Researchers at Lehigh University have built an unusual wing, made of a single piece of carbon fiber composite, for an unusual type of airplane: An unmanned craft designed for high-altitude perpetual flight. The 6.5m (21.3ft) wing has no fasteners or adhesive joints.
Mechanical engineer Joachim Grenestedt, and computer scientist John Spletzer, fabricated the wing in the university's Composites Lab, as part of their Dynamic Soaring project. Lehigh is one of the research universities chosen to be a member of the US government-sponsored National Additive Manufacturing Innovation Institute (NAMII).
An unusual wing, made in a single piece from carbon fiber composite, has been built for an unmanned aircraft designed for high-altitude perpetual flight. Shown here with mechanical engineer Joachim Grenestedt, the 6.5m (21.3ft) wing has no fasteners or adhesive joints.
(Source: Lehigh University)
The wing, including wing planks, six internal webs for bearing shear loads, spar caps, and a trailing edge for accommodating wing flaps and ailerons used for flight control, was built in a single molding process. The single-piece construction is highly unusual for composite structures, which are being used increasingly in aircraft, as well as in satellite launchers and spacecraft.
"Usually a structure like this is made in many parts, which then have to be trimmed and joined in advanced fixtures, adding complexity and weight and reducing strength," said Grenestedt in a student newspaper article. "Making complex parts, like a wing, in a single shot is the holy grail of composites manufacturing."
The structure was made from 0.6mm-thick layers of epoxy matrix, reinforced with carbon fibers, in molds that were digitally designed and machined at the university.

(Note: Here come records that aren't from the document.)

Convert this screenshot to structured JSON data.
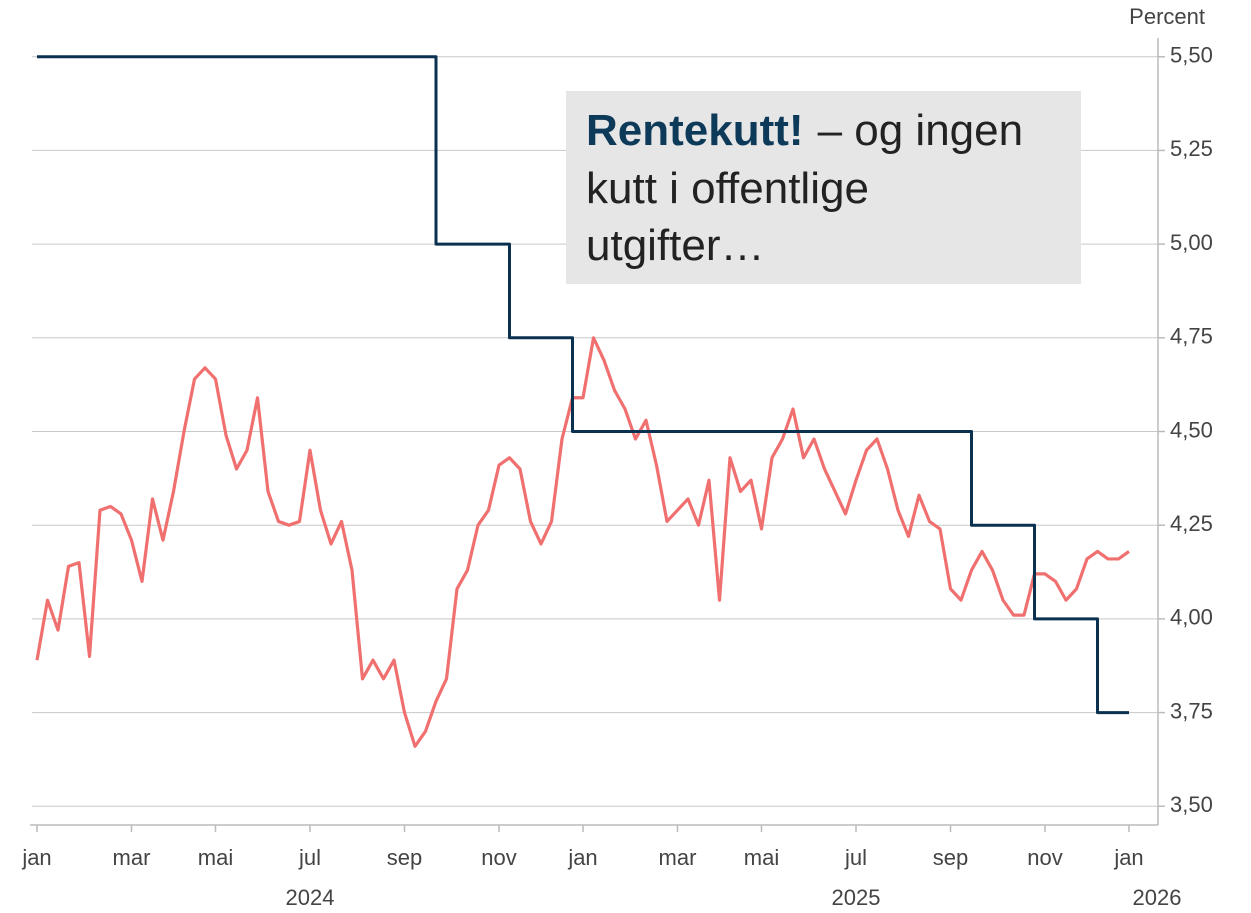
{
  "chart_data": {
    "type": "line",
    "y_axis_label": "Percent",
    "annotation": {
      "highlight": "Rentekutt!",
      "lines": [
        "– og ingen",
        "kutt i offentlige",
        "utgifter…"
      ]
    },
    "categories": [
      "jan",
      null,
      null,
      null,
      null,
      null,
      null,
      null,
      null,
      "mar",
      null,
      null,
      null,
      null,
      null,
      null,
      null,
      "mai",
      null,
      null,
      null,
      null,
      null,
      null,
      null,
      null,
      "jul",
      null,
      null,
      null,
      null,
      null,
      null,
      null,
      null,
      "sep",
      null,
      null,
      null,
      null,
      null,
      null,
      null,
      null,
      "nov",
      null,
      null,
      null,
      null,
      null,
      null,
      null,
      "jan",
      null,
      null,
      null,
      null,
      null,
      null,
      null,
      null,
      "mar",
      null,
      null,
      null,
      null,
      null,
      null,
      null,
      "mai",
      null,
      null,
      null,
      null,
      null,
      null,
      null,
      null,
      "jul",
      null,
      null,
      null,
      null,
      null,
      null,
      null,
      null,
      "sep",
      null,
      null,
      null,
      null,
      null,
      null,
      null,
      null,
      "nov",
      null,
      null,
      null,
      null,
      null,
      null,
      null,
      "jan"
    ],
    "year_labels": [
      "2024",
      "2025",
      "2026"
    ],
    "series": [
      {
        "color": "#0b3150",
        "step": true,
        "values": [
          5.5,
          5.5,
          5.5,
          5.5,
          5.5,
          5.5,
          5.5,
          5.5,
          5.5,
          5.5,
          5.5,
          5.5,
          5.5,
          5.5,
          5.5,
          5.5,
          5.5,
          5.5,
          5.5,
          5.5,
          5.5,
          5.5,
          5.5,
          5.5,
          5.5,
          5.5,
          5.5,
          5.5,
          5.5,
          5.5,
          5.5,
          5.5,
          5.5,
          5.5,
          5.5,
          5.5,
          5.5,
          5.5,
          5.0,
          5.0,
          5.0,
          5.0,
          5.0,
          5.0,
          5.0,
          4.75,
          4.75,
          4.75,
          4.75,
          4.75,
          4.75,
          4.5,
          4.5,
          4.5,
          4.5,
          4.5,
          4.5,
          4.5,
          4.5,
          4.5,
          4.5,
          4.5,
          4.5,
          4.5,
          4.5,
          4.5,
          4.5,
          4.5,
          4.5,
          4.5,
          4.5,
          4.5,
          4.5,
          4.5,
          4.5,
          4.5,
          4.5,
          4.5,
          4.5,
          4.5,
          4.5,
          4.5,
          4.5,
          4.5,
          4.5,
          4.5,
          4.5,
          4.5,
          4.5,
          4.25,
          4.25,
          4.25,
          4.25,
          4.25,
          4.25,
          4.0,
          4.0,
          4.0,
          4.0,
          4.0,
          4.0,
          3.75,
          3.75,
          3.75,
          3.75
        ]
      },
      {
        "color": "#f07070",
        "step": false,
        "values": [
          3.89,
          4.05,
          3.97,
          4.14,
          4.15,
          3.9,
          4.29,
          4.3,
          4.28,
          4.21,
          4.1,
          4.32,
          4.21,
          4.34,
          4.5,
          4.64,
          4.67,
          4.64,
          4.49,
          4.4,
          4.45,
          4.59,
          4.34,
          4.26,
          4.25,
          4.26,
          4.45,
          4.29,
          4.2,
          4.26,
          4.13,
          3.84,
          3.89,
          3.84,
          3.89,
          3.75,
          3.66,
          3.7,
          3.78,
          3.84,
          4.08,
          4.13,
          4.25,
          4.29,
          4.41,
          4.43,
          4.4,
          4.26,
          4.2,
          4.26,
          4.48,
          4.59,
          4.59,
          4.75,
          4.69,
          4.61,
          4.56,
          4.48,
          4.53,
          4.41,
          4.26,
          4.29,
          4.32,
          4.25,
          4.37,
          4.05,
          4.43,
          4.34,
          4.37,
          4.24,
          4.43,
          4.48,
          4.56,
          4.43,
          4.48,
          4.4,
          4.34,
          4.28,
          4.37,
          4.45,
          4.48,
          4.4,
          4.29,
          4.22,
          4.33,
          4.26,
          4.24,
          4.08,
          4.05,
          4.13,
          4.18,
          4.13,
          4.05,
          4.01,
          4.01,
          4.12,
          4.12,
          4.1,
          4.05,
          4.08,
          4.16,
          4.18,
          4.16,
          4.16,
          4.18
        ]
      }
    ],
    "ylim": [
      3.45,
      5.55
    ],
    "yticks": [
      {
        "value": 3.5,
        "label": "3,50"
      },
      {
        "value": 3.75,
        "label": "3,75"
      },
      {
        "value": 4.0,
        "label": "4,00"
      },
      {
        "value": 4.25,
        "label": "4,25"
      },
      {
        "value": 4.5,
        "label": "4,50"
      },
      {
        "value": 4.75,
        "label": "4,75"
      },
      {
        "value": 5.0,
        "label": "5,00"
      },
      {
        "value": 5.25,
        "label": "5,25"
      },
      {
        "value": 5.5,
        "label": "5,50"
      }
    ],
    "grid": true
  }
}
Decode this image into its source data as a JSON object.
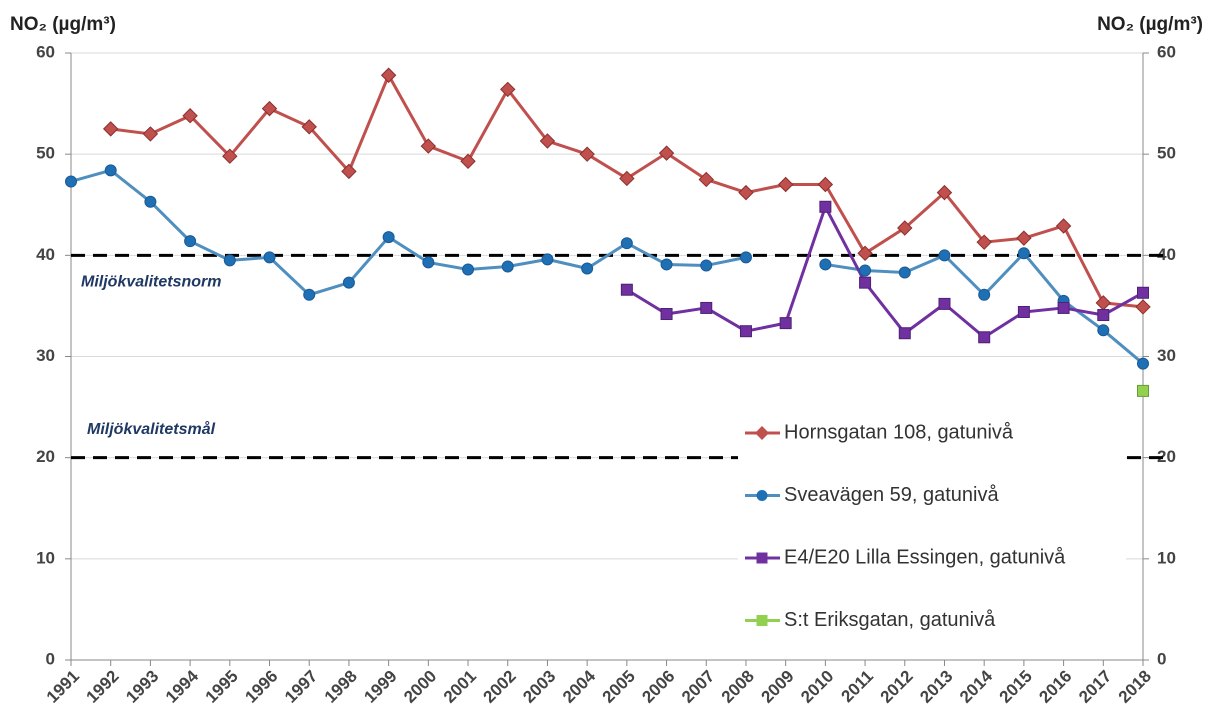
{
  "chart_data": {
    "type": "line",
    "y_axis_label": "NO₂ (µg/m³)",
    "y2_axis_label": "NO₂ (µg/m³)",
    "categories": [
      "1991",
      "1992",
      "1993",
      "1994",
      "1995",
      "1996",
      "1997",
      "1998",
      "1999",
      "2000",
      "2001",
      "2002",
      "2003",
      "2004",
      "2005",
      "2006",
      "2007",
      "2008",
      "2009",
      "2010",
      "2011",
      "2012",
      "2013",
      "2014",
      "2015",
      "2016",
      "2017",
      "2018"
    ],
    "series": [
      {
        "name": "Hornsgatan 108, gatunivå",
        "color": "#c0504d",
        "marker": "diamond",
        "values": [
          null,
          52.5,
          52,
          53.8,
          49.8,
          54.5,
          52.7,
          48.3,
          57.8,
          50.8,
          49.3,
          56.4,
          51.3,
          50.0,
          47.6,
          50.1,
          47.5,
          46.2,
          47.0,
          47.0,
          40.2,
          42.7,
          46.2,
          41.3,
          41.7,
          42.9,
          35.3,
          34.9
        ]
      },
      {
        "name": "Sveavägen 59, gatunivå",
        "color": "#4f8fc0",
        "marker": "circle",
        "values": [
          47.3,
          48.4,
          45.3,
          41.4,
          39.5,
          39.8,
          36.1,
          37.3,
          41.8,
          39.3,
          38.6,
          38.9,
          39.6,
          38.7,
          41.2,
          39.1,
          39.0,
          39.8,
          null,
          39.1,
          38.5,
          38.3,
          40.0,
          36.1,
          40.2,
          35.5,
          32.6,
          29.3
        ]
      },
      {
        "name": "E4/E20 Lilla Essingen, gatunivå",
        "color": "#7030a0",
        "marker": "square",
        "values": [
          null,
          null,
          null,
          null,
          null,
          null,
          null,
          null,
          null,
          null,
          null,
          null,
          null,
          null,
          36.6,
          34.2,
          34.8,
          32.5,
          33.3,
          44.8,
          37.3,
          32.3,
          35.2,
          31.9,
          34.4,
          34.8,
          34.1,
          36.3
        ]
      },
      {
        "name": "S:t Eriksgatan, gatunivå",
        "color": "#92d050",
        "marker": "square",
        "values": [
          null,
          null,
          null,
          null,
          null,
          null,
          null,
          null,
          null,
          null,
          null,
          null,
          null,
          null,
          null,
          null,
          null,
          null,
          null,
          null,
          null,
          null,
          null,
          null,
          null,
          null,
          null,
          26.6
        ]
      }
    ],
    "reference_lines": [
      {
        "value": 40,
        "label": "Miljökvalitetsnorm"
      },
      {
        "value": 20,
        "label": "Miljökvalitetsmål"
      }
    ],
    "ylim": [
      0,
      60
    ],
    "yticks": [
      0,
      10,
      20,
      30,
      40,
      50,
      60
    ],
    "y2lim": [
      0,
      60
    ],
    "y2ticks": [
      0,
      10,
      20,
      30,
      40,
      50,
      60
    ],
    "grid": true,
    "legend": "lower right"
  }
}
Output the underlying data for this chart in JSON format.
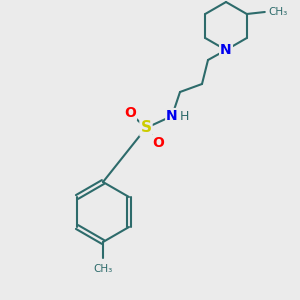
{
  "bg_color": "#ebebeb",
  "bond_color": "#2d6b6b",
  "bond_width": 1.5,
  "atom_N_color": "#0000ee",
  "atom_S_color": "#cccc00",
  "atom_O_color": "#ff0000",
  "font_size": 10,
  "figsize": [
    3.0,
    3.0
  ],
  "dpi": 100,
  "xlim": [
    0,
    300
  ],
  "ylim": [
    0,
    300
  ]
}
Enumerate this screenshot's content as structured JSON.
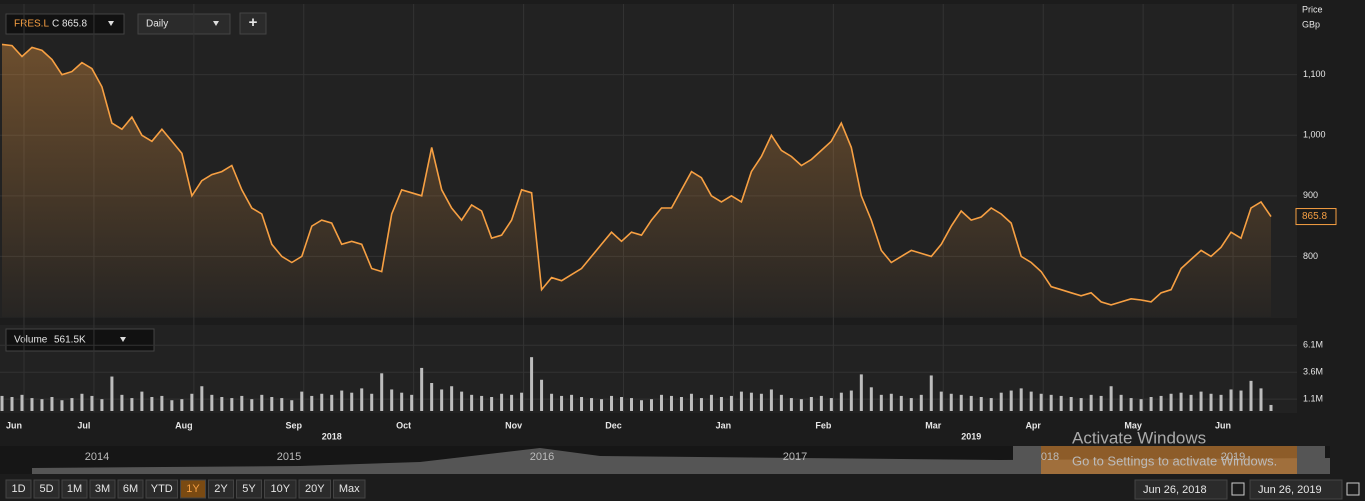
{
  "toolbar": {
    "symbol": "FRES.L",
    "close": "C 865.8",
    "interval": "Daily",
    "add": "+"
  },
  "chart_data": [
    {
      "type": "line",
      "name": "Price",
      "unit": "GBp",
      "color": "#f7a043",
      "last_label": "865.8",
      "values": [
        1150,
        1148,
        1130,
        1145,
        1140,
        1125,
        1100,
        1105,
        1120,
        1110,
        1080,
        1020,
        1010,
        1030,
        1000,
        990,
        1010,
        990,
        970,
        900,
        925,
        935,
        940,
        950,
        910,
        880,
        870,
        820,
        800,
        790,
        800,
        850,
        860,
        855,
        820,
        825,
        820,
        780,
        775,
        870,
        910,
        905,
        900,
        980,
        910,
        880,
        860,
        885,
        875,
        830,
        835,
        860,
        910,
        905,
        745,
        765,
        760,
        770,
        780,
        800,
        820,
        840,
        825,
        840,
        835,
        860,
        880,
        880,
        910,
        940,
        930,
        900,
        890,
        900,
        890,
        940,
        965,
        1000,
        975,
        965,
        950,
        960,
        975,
        990,
        1020,
        980,
        900,
        860,
        810,
        790,
        800,
        810,
        805,
        800,
        820,
        850,
        875,
        860,
        865,
        880,
        870,
        855,
        800,
        790,
        775,
        750,
        745,
        740,
        735,
        740,
        725,
        720,
        725,
        730,
        728,
        725,
        740,
        745,
        780,
        795,
        810,
        800,
        815,
        840,
        830,
        880,
        890,
        865.8
      ],
      "xlim": [
        0,
        127
      ],
      "xticks": [
        {
          "value": 1,
          "label": "Jun"
        },
        {
          "value": 8,
          "label": "Jul"
        },
        {
          "value": 18,
          "label": "Aug"
        },
        {
          "value": 29,
          "label": "Sep"
        },
        {
          "value": 40,
          "label": "Oct"
        },
        {
          "value": 51,
          "label": "Nov"
        },
        {
          "value": 61,
          "label": "Dec"
        },
        {
          "value": 72,
          "label": "Jan"
        },
        {
          "value": 82,
          "label": "Feb"
        },
        {
          "value": 93,
          "label": "Mar"
        },
        {
          "value": 103,
          "label": "Apr"
        },
        {
          "value": 113,
          "label": "May"
        },
        {
          "value": 122,
          "label": "Jun"
        }
      ],
      "year_labels": [
        {
          "value": 33,
          "label": "2018"
        },
        {
          "value": 97,
          "label": "2019"
        }
      ],
      "ylim": [
        700,
        1215
      ],
      "yticks": [
        800,
        900,
        {
          "value": 1000,
          "label": "1,000"
        },
        {
          "value": 1100,
          "label": "1,100"
        }
      ],
      "grid": true
    },
    {
      "type": "bar",
      "name": "Volume",
      "color": "#bdbdbd",
      "last_label": "561.5K",
      "values": [
        1400000,
        1300000,
        1500000,
        1200000,
        1100000,
        1300000,
        1000000,
        1200000,
        1600000,
        1400000,
        1100000,
        3200000,
        1500000,
        1200000,
        1800000,
        1300000,
        1400000,
        1000000,
        1100000,
        1600000,
        2300000,
        1500000,
        1300000,
        1200000,
        1400000,
        1100000,
        1500000,
        1300000,
        1200000,
        1000000,
        1800000,
        1400000,
        1600000,
        1500000,
        1900000,
        1700000,
        2100000,
        1600000,
        3500000,
        2000000,
        1700000,
        1500000,
        4000000,
        2600000,
        2000000,
        2300000,
        1800000,
        1500000,
        1400000,
        1300000,
        1600000,
        1500000,
        1700000,
        5000000,
        2900000,
        1600000,
        1400000,
        1500000,
        1300000,
        1200000,
        1100000,
        1400000,
        1300000,
        1200000,
        1000000,
        1100000,
        1500000,
        1400000,
        1300000,
        1600000,
        1200000,
        1500000,
        1300000,
        1400000,
        1800000,
        1700000,
        1600000,
        2000000,
        1500000,
        1200000,
        1100000,
        1300000,
        1400000,
        1200000,
        1700000,
        1900000,
        3400000,
        2200000,
        1500000,
        1600000,
        1400000,
        1200000,
        1500000,
        3300000,
        1800000,
        1600000,
        1500000,
        1400000,
        1300000,
        1200000,
        1700000,
        1900000,
        2100000,
        1800000,
        1600000,
        1500000,
        1400000,
        1300000,
        1200000,
        1500000,
        1400000,
        2300000,
        1500000,
        1200000,
        1100000,
        1300000,
        1400000,
        1600000,
        1700000,
        1500000,
        1800000,
        1600000,
        1500000,
        2000000,
        1900000,
        2800000,
        2100000,
        561500
      ],
      "ylim": [
        0,
        7800000
      ],
      "yticks": [
        {
          "value": 1100000,
          "label": "1.1M"
        },
        {
          "value": 3600000,
          "label": "3.6M"
        },
        {
          "value": 6100000,
          "label": "6.1M"
        }
      ]
    }
  ],
  "navigator": {
    "years": [
      "2014",
      "2015",
      "2016",
      "2017",
      "018",
      "2019"
    ]
  },
  "range_buttons": [
    "1D",
    "5D",
    "1M",
    "3M",
    "6M",
    "YTD",
    "1Y",
    "2Y",
    "5Y",
    "10Y",
    "20Y",
    "Max"
  ],
  "date_range": {
    "from": "Jun 26, 2018",
    "to": "Jun 26, 2019"
  },
  "watermark": {
    "title": "Activate Windows",
    "text": "Go to Settings to activate Windows."
  }
}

The material is similar to the composite Grenestedt used in building the Numerette, a 29-ft speedboat with a hull formed of composite sandwich panels bonded to a steel frame.
The wing's top skin was layered into the mold first. Flexible tubing and expanded polystyrene were then used as temporary placeholders to geometrically align the structure for the placement of the internal webbing of carbon fibers. The bottom wing skin was then layered in place, and the structure cured at 121C (250F), which burned away the temporary structure's materials.
An unmanned aircraft that will fly at high altitude, generating its own power from the sun and the jet stream, is the wing's ultimate destination. The project's long-term goal is perpetual flight.
An aircraft designed to fly for years at a time must have long, slender wings, like those on manned gliders, as well as very low drag. It must also fly very fast, so the wings have to be stiff to avoid flutter and divergence, which become critical at high speeds. Finally, it must be strong enough to conduct hard turns at high speed. The new wing was designed to withstand hard turns of up to 20 Gs before failure.
Grenestedt and a team of students fabricated the prototype in about two weeks, and are now testing its ability to withstand extreme forces. The plane's potential applications include launching communications satellites, weather monitoring, and surveillance. The multi-year project is funded by the National Science Foundation and Lehigh University.